If my skimming is accurate, the answer seems to be that they surveyed two hours of afternoon commute in September in 39 locations, and saw an average increase from 138 cyclists to 211. So likely a real increase rather than a statistical artifact, but also quite small in terms of absolute numbers given the costs involved.
> A project in my neighborhood turned a major thoroughfare into a one way with a separated bike lane, and I've seen maybe 40 people use it since it's completion a few years ago.
How many cyclists you've personally witnessed using the lane is irrelevant. Look up the stats from a bike count.
> In my honest opinion Minneapolis is 75% of the year too hot or too cold for all but the most keen bikers.
> How many cyclists you've personally witnessed using the lane is irrelevant. Look up the stats from a bike count.
I don't think it is, when it comes to the value of the infrastructure. I can undeniably note that the number of humans going by in cars is orders of magnitude higher than bicycle.
> 43% of Minneapolis bicyclists ride year-round
Compared to how many people who don't cycle at all because of the weather? This is meaningless.
I'm a keen biker and I just don't ride in the winter, especially in places like Minnesota. When you mix the snow, ice and darkness together, it's just too much. Summer is better because of the late light, but I can only go to casual, fun events.

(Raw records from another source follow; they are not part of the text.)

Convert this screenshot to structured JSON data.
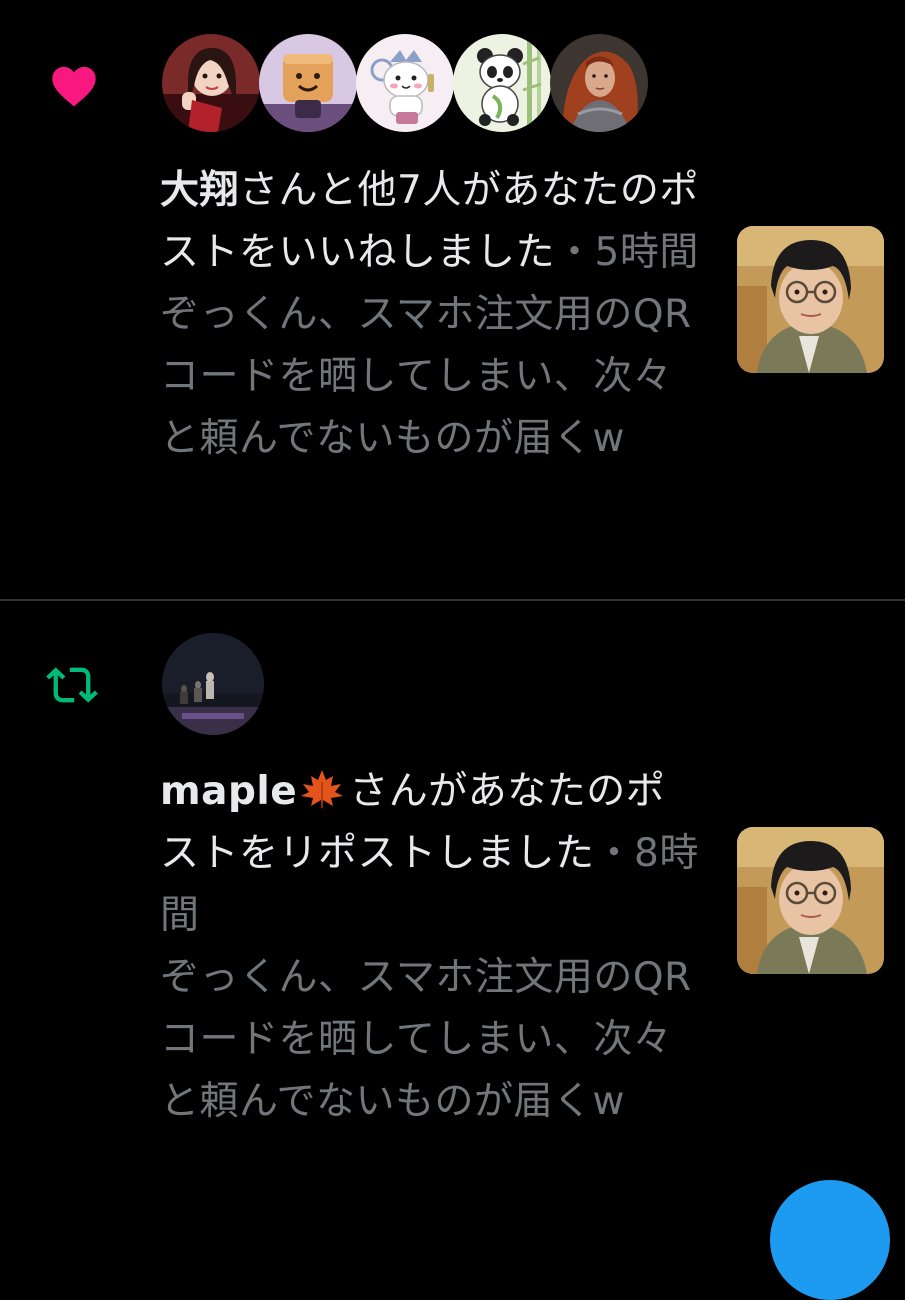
{
  "colors": {
    "background": "#000000",
    "divider": "#2f3336",
    "primary_text": "#e7e9ea",
    "secondary_text": "#71767b",
    "like_pink": "#f91880",
    "repost_green": "#00ba7c",
    "fab_blue": "#1d9bf0"
  },
  "notifications": [
    {
      "type": "like",
      "icon": "heart-icon",
      "avatars": [
        "avatar-idol",
        "avatar-tofu-character",
        "avatar-cat-character",
        "avatar-panda-character",
        "avatar-warrior-woman"
      ],
      "actor": "大翔",
      "action": "さんと他7人があなたのポストをいいねしました",
      "time_separator": "・",
      "time": "5時間",
      "snippet": "ぞっくん、スマホ注文用のQRコードを晒してしまい、次々と頼んでないものが届くw"
    },
    {
      "type": "repost",
      "icon": "repost-icon",
      "avatars": [
        "avatar-night-scene"
      ],
      "actor": "maple",
      "actor_emoji": "maple-leaf-emoji",
      "action": "さんがあなたのポストをリポストしました",
      "time_separator": "・",
      "time": "8時間",
      "snippet": "ぞっくん、スマホ注文用のQRコードを晒してしまい、次々と頼んでないものが届くw"
    }
  ]
}
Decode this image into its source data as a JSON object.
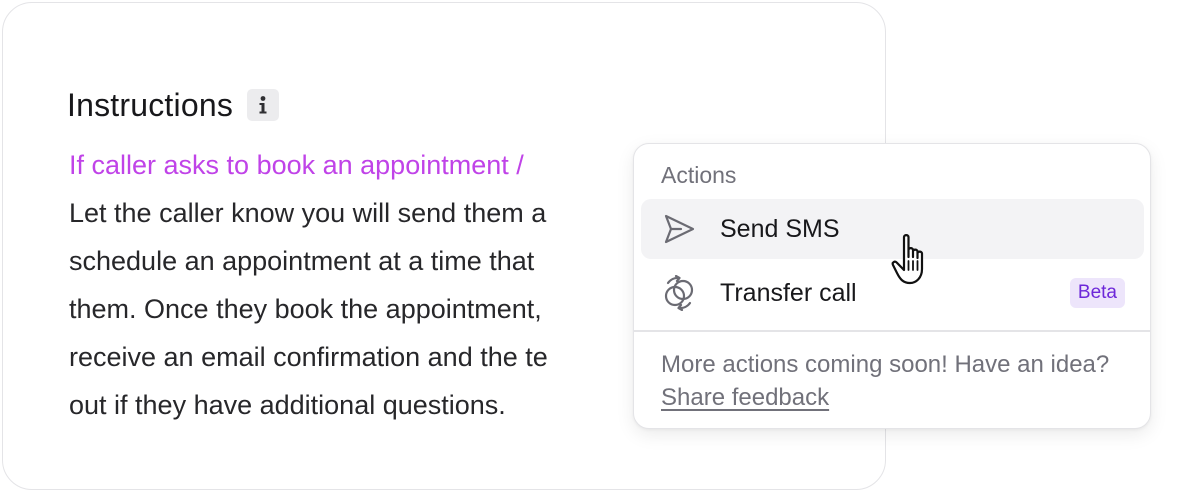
{
  "instructions": {
    "title": "Instructions",
    "lines": [
      "If caller asks to book an appointment /",
      "Let the caller know you will send them a",
      "schedule an appointment at a time that",
      "them. Once they book the appointment,",
      "receive an email confirmation and the te",
      "out if they have additional questions."
    ]
  },
  "actions_menu": {
    "section_title": "Actions",
    "items": [
      {
        "label": "Send SMS",
        "icon": "send-icon",
        "badge": ""
      },
      {
        "label": "Transfer call",
        "icon": "transfer-call-icon",
        "badge": "Beta"
      }
    ],
    "footer_text": "More actions coming soon! Have an idea?",
    "footer_link": "Share feedback"
  },
  "colors": {
    "trigger_text": "#c043e8",
    "beta_badge_bg": "#ede5fb",
    "beta_badge_text": "#6d28d9",
    "hover_bg": "#f3f3f5"
  }
}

If I'm supposed to be dry and presentable, a bike doesn't work in the summer.
Some alternate interpretations of your experience:
1. It’s possible your sampling is biased. I.e. you usually pass that street at its lowest usage time, and never at its highest usage time.
2. It’s possible that road is a cycle infrastructure fragment. I.e. it’s great, but unconnected to the rest of the cycling network - so it’s not being used because only people who are going from one place on that strip to another place on that strip can make use of it. Once it’s joined up to the rest of the infrastructure it would start to get heavily used.
As for Minneapolis’ climate - i’ve not been there so i can’t speak firsthand but I have lived and biked in Toronto and Montreal, which have roughly similar climates (very cold + very hot) and SO MANY CYCLISTS - so I think you might be wrong about that
I'm curious what a 69% increase looks like in real numbers - a 20% increase on next to nothing is still next to nothing.
In my honest opinion Minneapolis is 75% of the year too hot or too cold for all but the most keen bikers.